Mr. Speaker, it is rather puzzling to see no one from the official opposition getting involved in this debate except for that last very short question, which was really a question on a different topic. I wonder if this has something to do with the big dinner coming up in Toronto where the Canadian Alliance is selling tables for $25,000 to very wealthy people. This shows that it is a party that has moved a long way from ordinary citizens and a long way from the grassroots. I wonder if this has had some impact on members of parliament as to whether or not they were willing to get up and debate the issues respecting banks because some of the people buying these tables will surely be bankers. They will not be ordinary people living on the east side of Calgary or at the north end of Regina. It will be wealthy people on Bay Street and a lot of banking people.

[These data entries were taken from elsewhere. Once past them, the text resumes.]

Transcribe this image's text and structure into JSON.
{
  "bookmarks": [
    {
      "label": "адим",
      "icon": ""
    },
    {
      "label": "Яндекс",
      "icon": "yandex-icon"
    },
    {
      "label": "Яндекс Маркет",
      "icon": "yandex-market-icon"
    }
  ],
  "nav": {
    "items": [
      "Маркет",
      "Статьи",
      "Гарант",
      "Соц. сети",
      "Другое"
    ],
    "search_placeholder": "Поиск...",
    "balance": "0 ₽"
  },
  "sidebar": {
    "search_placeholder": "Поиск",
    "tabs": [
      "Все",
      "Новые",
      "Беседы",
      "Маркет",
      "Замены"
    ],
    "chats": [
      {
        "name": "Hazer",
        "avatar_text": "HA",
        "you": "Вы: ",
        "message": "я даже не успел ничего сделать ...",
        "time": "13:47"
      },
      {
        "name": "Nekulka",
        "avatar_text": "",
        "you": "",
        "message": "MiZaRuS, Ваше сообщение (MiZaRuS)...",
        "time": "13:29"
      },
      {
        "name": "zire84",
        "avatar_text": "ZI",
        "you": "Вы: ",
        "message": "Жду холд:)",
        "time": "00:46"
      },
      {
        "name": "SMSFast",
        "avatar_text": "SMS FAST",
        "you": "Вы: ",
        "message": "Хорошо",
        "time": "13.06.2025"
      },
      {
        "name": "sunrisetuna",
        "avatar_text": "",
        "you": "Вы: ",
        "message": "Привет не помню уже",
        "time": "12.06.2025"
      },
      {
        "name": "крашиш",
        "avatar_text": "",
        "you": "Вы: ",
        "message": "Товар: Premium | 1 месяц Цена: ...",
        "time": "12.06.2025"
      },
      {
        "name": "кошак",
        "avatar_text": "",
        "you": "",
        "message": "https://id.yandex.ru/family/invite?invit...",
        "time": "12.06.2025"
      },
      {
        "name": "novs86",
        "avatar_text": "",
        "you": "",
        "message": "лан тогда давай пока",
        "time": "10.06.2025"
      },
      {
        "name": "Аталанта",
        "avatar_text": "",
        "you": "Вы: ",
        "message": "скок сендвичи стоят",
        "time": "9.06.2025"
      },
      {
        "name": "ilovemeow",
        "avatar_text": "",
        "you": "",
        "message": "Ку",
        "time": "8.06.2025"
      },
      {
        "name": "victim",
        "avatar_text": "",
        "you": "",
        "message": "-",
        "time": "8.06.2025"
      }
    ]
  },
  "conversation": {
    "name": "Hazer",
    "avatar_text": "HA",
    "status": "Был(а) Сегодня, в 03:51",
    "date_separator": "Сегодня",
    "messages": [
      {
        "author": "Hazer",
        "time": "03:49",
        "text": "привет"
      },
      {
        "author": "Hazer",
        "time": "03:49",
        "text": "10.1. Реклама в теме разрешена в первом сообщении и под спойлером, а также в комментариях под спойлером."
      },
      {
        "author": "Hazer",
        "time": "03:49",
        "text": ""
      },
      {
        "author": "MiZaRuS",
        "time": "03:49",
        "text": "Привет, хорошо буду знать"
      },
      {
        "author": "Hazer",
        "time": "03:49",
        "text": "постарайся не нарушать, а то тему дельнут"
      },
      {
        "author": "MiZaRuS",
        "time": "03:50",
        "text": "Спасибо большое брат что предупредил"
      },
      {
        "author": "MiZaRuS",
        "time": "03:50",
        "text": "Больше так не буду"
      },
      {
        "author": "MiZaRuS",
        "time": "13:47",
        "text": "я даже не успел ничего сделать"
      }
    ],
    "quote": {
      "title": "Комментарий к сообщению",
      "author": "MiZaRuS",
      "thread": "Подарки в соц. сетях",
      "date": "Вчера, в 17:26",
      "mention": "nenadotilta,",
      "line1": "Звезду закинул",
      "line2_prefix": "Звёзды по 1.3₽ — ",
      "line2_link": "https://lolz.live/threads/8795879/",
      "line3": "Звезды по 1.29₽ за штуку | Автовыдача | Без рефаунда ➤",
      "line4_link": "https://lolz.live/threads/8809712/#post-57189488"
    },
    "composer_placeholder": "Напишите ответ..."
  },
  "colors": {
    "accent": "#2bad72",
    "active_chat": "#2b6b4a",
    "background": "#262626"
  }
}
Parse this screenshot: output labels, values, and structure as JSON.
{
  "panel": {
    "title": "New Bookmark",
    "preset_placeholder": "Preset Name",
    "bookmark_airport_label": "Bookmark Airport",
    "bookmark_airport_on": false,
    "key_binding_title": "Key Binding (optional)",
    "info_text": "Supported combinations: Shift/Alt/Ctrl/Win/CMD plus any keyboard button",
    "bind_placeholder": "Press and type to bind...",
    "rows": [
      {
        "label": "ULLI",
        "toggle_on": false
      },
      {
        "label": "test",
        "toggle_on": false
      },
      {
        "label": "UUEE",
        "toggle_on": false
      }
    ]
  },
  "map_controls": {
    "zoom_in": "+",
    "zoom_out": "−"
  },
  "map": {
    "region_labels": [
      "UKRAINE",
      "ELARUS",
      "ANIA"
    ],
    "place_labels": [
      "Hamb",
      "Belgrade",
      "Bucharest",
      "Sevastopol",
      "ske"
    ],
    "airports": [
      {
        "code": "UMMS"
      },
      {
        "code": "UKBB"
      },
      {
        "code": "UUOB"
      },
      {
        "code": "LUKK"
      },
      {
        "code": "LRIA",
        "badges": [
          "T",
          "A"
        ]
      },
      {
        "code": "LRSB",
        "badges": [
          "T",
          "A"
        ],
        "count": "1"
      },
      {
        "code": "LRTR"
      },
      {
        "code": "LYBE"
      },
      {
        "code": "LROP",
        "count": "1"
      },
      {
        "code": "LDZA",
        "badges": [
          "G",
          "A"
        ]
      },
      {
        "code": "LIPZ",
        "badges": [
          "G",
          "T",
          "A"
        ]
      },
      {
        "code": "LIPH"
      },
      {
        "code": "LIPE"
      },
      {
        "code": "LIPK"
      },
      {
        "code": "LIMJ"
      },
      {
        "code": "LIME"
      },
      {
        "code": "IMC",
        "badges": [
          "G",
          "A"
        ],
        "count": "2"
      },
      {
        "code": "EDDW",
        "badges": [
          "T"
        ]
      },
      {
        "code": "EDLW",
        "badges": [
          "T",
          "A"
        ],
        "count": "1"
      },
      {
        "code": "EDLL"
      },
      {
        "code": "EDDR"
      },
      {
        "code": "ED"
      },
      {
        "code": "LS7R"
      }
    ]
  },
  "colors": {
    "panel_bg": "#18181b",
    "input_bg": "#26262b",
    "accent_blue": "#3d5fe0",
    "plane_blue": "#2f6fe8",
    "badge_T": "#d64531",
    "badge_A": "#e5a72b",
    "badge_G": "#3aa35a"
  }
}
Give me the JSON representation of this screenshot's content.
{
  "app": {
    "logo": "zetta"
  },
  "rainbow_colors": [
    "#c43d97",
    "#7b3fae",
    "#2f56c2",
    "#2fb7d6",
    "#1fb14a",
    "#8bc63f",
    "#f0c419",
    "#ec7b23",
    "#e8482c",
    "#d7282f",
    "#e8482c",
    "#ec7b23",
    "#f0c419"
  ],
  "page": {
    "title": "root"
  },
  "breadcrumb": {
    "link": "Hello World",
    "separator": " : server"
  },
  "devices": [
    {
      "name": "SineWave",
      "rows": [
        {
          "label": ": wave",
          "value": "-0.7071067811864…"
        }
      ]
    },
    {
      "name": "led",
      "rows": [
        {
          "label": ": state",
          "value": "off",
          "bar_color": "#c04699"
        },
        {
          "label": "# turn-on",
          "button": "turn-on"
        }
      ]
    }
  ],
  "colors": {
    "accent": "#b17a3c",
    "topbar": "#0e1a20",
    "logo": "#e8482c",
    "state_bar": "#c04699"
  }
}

I also noticed that the profits of some of our big banks have been escalating in the last few years. If we go back to 1992, for example, the profit of the big six banks was $1.8 billion, in 1994 it was $4.3 billion, in 1997 it was $7.6 billion and in 1999 it was $9.2 billion. With that kind of money I am sure some of these people will be buying tables at $25,000 a pop.
Then we have questions about big tax cuts for wealthy people and millionaires. Today somebody in the House said that the 17% flat tax promised by the Alliance Party would give someone making a million dollars a year a tax cut of $130,000 a year.
This is quite a metamorphosis for a party that started off as a grassroots party. It is now a party of Bay Street, a party of big business and a party of the wealthy and the privileged. I wonder if that is why its members are not participating in this debate.